A vivir que son dos días

(Let's live, it's only a couple of days)


Acaso pocas creencias relacionadas con la salud tengan tantas expresiones en el imaginario colectivo como la de que «la vida es breve». No es casualidad, por ejemplo, que un programa de radio de máxima audiencia se titule «A vivir, que son dos días» o que en publicidad también se utilice con frecuencia esa idea. En la promoción de la salud, es difícil o imposible desarrollar programas eficientes sin tener en cuenta estas creencias: la vida es para disfrutarla, la vida hay que aprovecharla, la juventud dura muy poco, para qué complicarse la vida...

El grupo musical El Último de la Fila cantaba:

«Llévame al cine, amor,
y a comer un arrocito a Castellón.
Si total son cuatro días,
pa qué vas a exprimirte el limón»

(El Último de la Fila. Como un burro amarrado a la puerta del baile. En: Astronomía razonable. Barcelona: Perro Records, 1993)
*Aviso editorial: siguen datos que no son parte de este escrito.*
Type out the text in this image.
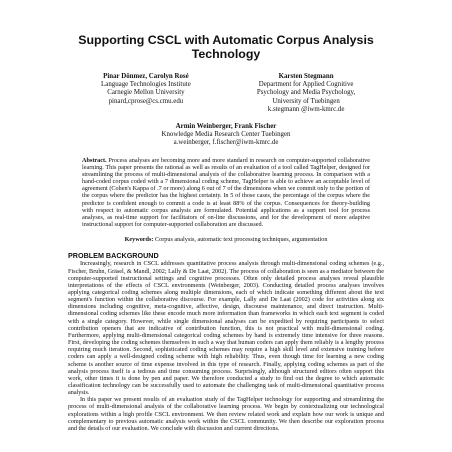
Supporting CSCL with Automatic Corpus Analysis Technology
Pinar Dönmez, Carolyn Rosé
Language Technologies Institute
Carnegie Mellon University
pinard,cprose@cs.cmu.edu
Karsten Stegmann
Department for Applied Cognitive
Psychology and Media Psychology,
University of Tuebingen
k.stegmann @iwm-kmrc.de
Armin Weinberger, Frank Fischer
Knowledge Media Research Center Tuebingen
a.weinberger, f.fischer@iwm-kmrc.de
Abstract. Process analyses are becoming more and more standard in research on computer-supported collaborative learning. This paper presents the rational as well as results of an evaluation of a tool called TagHelper, designed for streamlining the process of multi-dimensional analysis of the collaborative learning process. In comparison with a hand-coded corpus coded with a 7 dimensional coding scheme, TagHelper is able to achieve an acceptable level of agreement (Cohen's Kappa of .7 or more) along 6 out of 7 of the dimensions when we commit only to the portion of the corpus where the predictor has the highest certainty. In 5 of those cases, the percentage of the corpus where the predictor is confident enough to commit a code is at least 88% of the corpus. Consequences for theory-building with respect to automatic corpus analysis are formulated. Potential applications as a support tool for process analyses, as real-time support for facilitators of on-line discussions, and for the development of more adaptive instructional support for computer-supported collaboration are discussed.
Keywords: Corpus analysis, automatic text processing techniques, argumentation
PROBLEM BACKGROUND

Increasingly, research in CSCL addresses quantitative process analysis through multi-dimensional coding schemes (e.g., Fischer, Bruhn, Gräsel, & Mandl, 2002; Lally & De Laat, 2002). The process of collaboration is seen as a mediator between the computer-supported instructional settings and cognitive processes. Often only detailed process analyses reveal plausible interpretations of the effects of CSCL environments (Weinberger, 2003). Conducting detailed process analyses involves applying categorical coding schemes along multiple dimensions, each of which indicate something different about the text segment's function within the collaborative discourse. For example, Lally and De Laat (2002) code for activities along six dimensions including cognitive, meta-cognitive, affective, design, discourse maintenance, and direct instruction. Multi-dimensional coding schemes like these encode much more information than frameworks in which each text segment is coded with a single category. However, while single dimensional analyses can be expedited by requiring participants to select contribution openers that are indicative of contribution function, this is not practical with multi-dimensional coding. Furthermore, applying multi-dimensional categorical coding schemes by hand is extremely time intensive for three reasons. First, developing the coding schemes themselves in such a way that human coders can apply them reliably is a lengthy process requiring much iteration. Second, sophisticated coding schemes may require a high skill level and extensive training before coders can apply a well-designed coding scheme with high reliability. Thus, even though time for learning a new coding scheme is another source of time expense involved in this type of research. Finally, applying coding schemes as part of the analysis process itself is a tedious and time consuming process. Surprisingly, although structured editors often support this work, other times it is done by pen and paper. We therefore conducted a study to find out the degree to which automatic classification technology can be successfully used to automate the challenging task of multi-dimensional quantitative process analysis.

In this paper we present results of an evaluation study of the TagHelper technology for supporting and streamlining the process of multi-dimensional analysis of the collaborative learning process. We begin by contextualizing our technological explorations within a high profile CSCL environment. We then review related work and explain how our work is unique and complementary to previous automatic analysis work within the CSCL community. We then describe our exploration process and the details of our evaluation. We conclude with discussion and current directions.
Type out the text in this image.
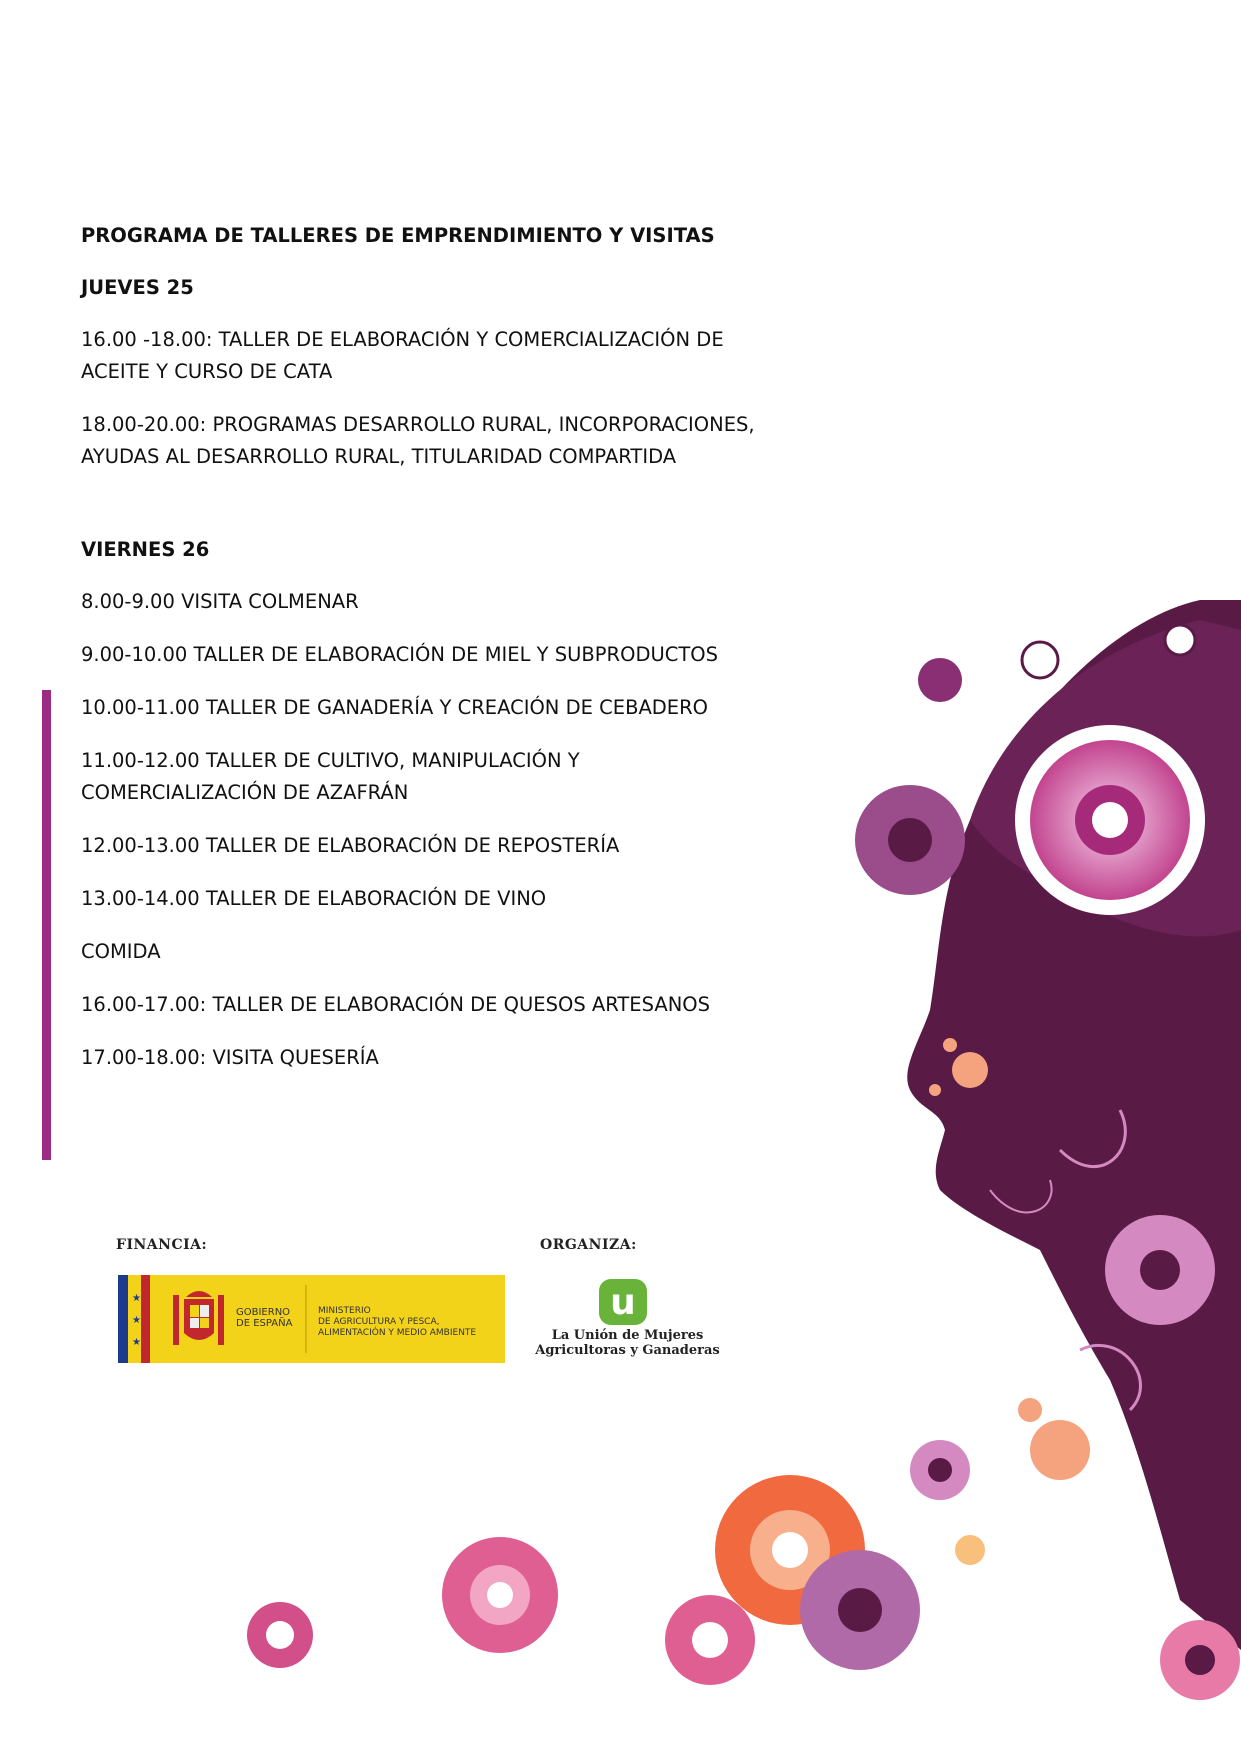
PROGRAMA DE TALLERES DE EMPRENDIMIENTO Y VISITAS

JUEVES 25

16.00 -18.00: TALLER DE ELABORACIÓN Y COMERCIALIZACIÓN DE ACEITE Y CURSO DE CATA

18.00-20.00: PROGRAMAS DESARROLLO RURAL, INCORPORACIONES, AYUDAS AL DESARROLLO RURAL, TITULARIDAD COMPARTIDA

VIERNES 26

8.00-9.00 VISITA COLMENAR

9.00-10.00 TALLER DE ELABORACIÓN DE MIEL Y SUBPRODUCTOS

10.00-11.00 TALLER DE GANADERÍA Y CREACIÓN DE CEBADERO

11.00-12.00 TALLER DE CULTIVO, MANIPULACIÓN Y COMERCIALIZACIÓN DE AZAFRÁN

12.00-13.00 TALLER DE ELABORACIÓN DE REPOSTERÍA

13.00-14.00 TALLER DE ELABORACIÓN DE VINO

COMIDA

16.00-17.00: TALLER DE ELABORACIÓN DE QUESOS ARTESANOS

17.00-18.00: VISITA QUESERÍA

FINANCIA:	ORGANIZA:
★
★
★
GOBIERNO
DE ESPAÑA
MINISTERIO
DE AGRICULTURA Y PESCA,
ALIMENTACIÓN Y MEDIO AMBIENTE
u
La Unión de Mujeres
Agricultoras y Ganaderas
Ir al cine, ir a comer, etc., tal como lo hace la inmensa mayoría de «la población», casi nunca son «prácticas de riesgo». Naturalmente, la vida puede disfrutarse sin jugarse la vida. Pero quizá no siempre... Joan Salvat-Papasseit, poeta de la vida y la sensualidad, decía: «No he escrito nada sin mojar la pluma en el corazón». Quizá en la promoción de la salud deberíamos hacer esto más a menudo.

 

Miquel Porta
Institut Municipal d'Investigació Mèdica y Universitat
Autònoma de Barcelona. Barcelona. España.